Le cas de Coriolianus est quasiment inverse : le général Romain, membre du parti aristocratique, exilé lui aussi, passe lui aussi à l’ennemi et, près d’abattre Rome, ne fait preuve de mansuétude qu’à l’appel de sa mère. Son action en faveur de Rome est donc entièrement due à une fidélité personnelle, elle n’est liée à aucune obligation politique. Ce qui est finalement assez cohérent avec ses positions aristocratiques.

Dans les deux cas, ce qui prime dans la mécanique de l’exil, c’est d’utiliser une procédure politique de rupture des obligations et d’expulsion pour régler un conflit interne qui fait courir à la cité un risque de guerre civile. Mais ce que note Shklar c’est que cette justification antique de l’ostracisme n’existe plus dans l’exil moderne : on écarte aujourd’hui plutôt des garanties légales données au sein d’un système légal en arguant d’une nécessité extrême qui ne se justifie quasiment jamais.

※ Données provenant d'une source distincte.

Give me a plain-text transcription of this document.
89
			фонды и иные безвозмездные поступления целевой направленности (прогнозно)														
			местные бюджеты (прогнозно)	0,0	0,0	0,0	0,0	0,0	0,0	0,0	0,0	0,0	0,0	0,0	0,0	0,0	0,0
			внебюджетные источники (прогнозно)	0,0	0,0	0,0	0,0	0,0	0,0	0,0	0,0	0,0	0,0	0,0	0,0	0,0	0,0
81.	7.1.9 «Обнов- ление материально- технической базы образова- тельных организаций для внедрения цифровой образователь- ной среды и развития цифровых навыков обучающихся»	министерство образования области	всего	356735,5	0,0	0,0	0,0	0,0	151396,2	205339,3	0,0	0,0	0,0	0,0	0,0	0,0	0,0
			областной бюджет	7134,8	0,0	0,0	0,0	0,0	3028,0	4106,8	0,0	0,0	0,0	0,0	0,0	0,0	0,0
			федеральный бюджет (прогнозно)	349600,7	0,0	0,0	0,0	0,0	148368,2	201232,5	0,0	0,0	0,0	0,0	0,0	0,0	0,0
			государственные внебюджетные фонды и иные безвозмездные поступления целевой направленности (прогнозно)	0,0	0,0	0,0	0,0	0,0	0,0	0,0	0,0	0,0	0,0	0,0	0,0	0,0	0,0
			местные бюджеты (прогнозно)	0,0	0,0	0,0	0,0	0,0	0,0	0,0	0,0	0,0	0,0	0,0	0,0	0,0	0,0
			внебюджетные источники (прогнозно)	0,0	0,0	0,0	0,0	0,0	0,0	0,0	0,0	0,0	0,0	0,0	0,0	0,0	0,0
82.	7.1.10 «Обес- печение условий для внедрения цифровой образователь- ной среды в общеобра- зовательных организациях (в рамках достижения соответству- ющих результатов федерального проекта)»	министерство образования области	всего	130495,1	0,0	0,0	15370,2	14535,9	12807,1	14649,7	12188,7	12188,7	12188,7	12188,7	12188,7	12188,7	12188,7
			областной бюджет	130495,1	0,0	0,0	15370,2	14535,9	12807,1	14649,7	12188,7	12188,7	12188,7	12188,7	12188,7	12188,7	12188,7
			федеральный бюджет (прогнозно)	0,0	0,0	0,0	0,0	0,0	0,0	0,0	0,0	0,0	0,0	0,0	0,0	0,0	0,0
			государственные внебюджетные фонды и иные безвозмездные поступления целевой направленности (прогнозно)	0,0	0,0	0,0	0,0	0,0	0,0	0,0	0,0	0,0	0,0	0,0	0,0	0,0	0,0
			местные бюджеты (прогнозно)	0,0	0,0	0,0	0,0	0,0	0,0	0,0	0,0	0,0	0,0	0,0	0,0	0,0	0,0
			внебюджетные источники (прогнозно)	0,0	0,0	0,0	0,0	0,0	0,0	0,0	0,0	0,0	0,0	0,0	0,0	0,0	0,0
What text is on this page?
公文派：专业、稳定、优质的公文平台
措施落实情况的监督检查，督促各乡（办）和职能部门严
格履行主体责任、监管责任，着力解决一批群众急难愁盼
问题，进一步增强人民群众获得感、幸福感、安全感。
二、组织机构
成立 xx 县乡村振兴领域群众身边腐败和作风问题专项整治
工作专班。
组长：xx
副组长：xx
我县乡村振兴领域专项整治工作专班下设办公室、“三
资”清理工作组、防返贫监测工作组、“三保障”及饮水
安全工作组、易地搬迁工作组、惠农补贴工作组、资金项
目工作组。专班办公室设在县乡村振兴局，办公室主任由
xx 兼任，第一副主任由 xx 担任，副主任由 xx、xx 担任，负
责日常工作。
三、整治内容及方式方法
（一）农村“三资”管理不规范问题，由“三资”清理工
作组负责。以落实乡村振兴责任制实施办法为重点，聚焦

C’est une trahison de la confiance qu’on est en droit d’avoir en la loi, qui du coup libère l’exilé de ses obligations à l’égard du pays qui l’expulse. La légalité est au cœur de la légitimité des états modernes, et en conséquence ce n’est plus la question de la guerre civile, mais celle des droits (de l’exilé) qui prime.

Shklar utilise quelques exemples modernes, de Dreyfus aux Japonais-américains internés en 1941 en passant par Willy Brandt ou aux Juifs allemands, pour évaluer la question de la loyauté résiduelle des exilés à l’égard de leur pays d’origine, et note à la fois qu’en pratique elle semble proportionnée à l’ampleur de la trahison dont ils sont victimes, et qu’elle est sans importance pratique : la plus plupart des exilés n’ont aucune perspective de retour et ils ont surtout besoin d’un endroit où aller.

L’accueil des réfugiés et exilés dans les pays d’accueil est lié cette question de la différence entre obligation et loyauté. Dans les pays où ils peuvent devenir citoyens (par exemple historiquement aux USA ou au Canada), les exilés peuvent parfaitement s’intégrer à la société qui les accueille et forger de nouvelles obligations politiques. Par contre dans les cas où on attend d’eux, en amont, d’appartenir à un groupe ou une culture, leur intégration devient progressivement plus difficile : les loyautés ethniques et nationales préalables limitent la capacité à forger des obligations politiques. Ce que montre la figure de l’exilé, c’est qu’une obligation politique, une fois acceptée, n’est abandonnée que face à l’injustice. En ce sens, l’injustice est corrosive des obligations politiques, et parfois également des loyautés.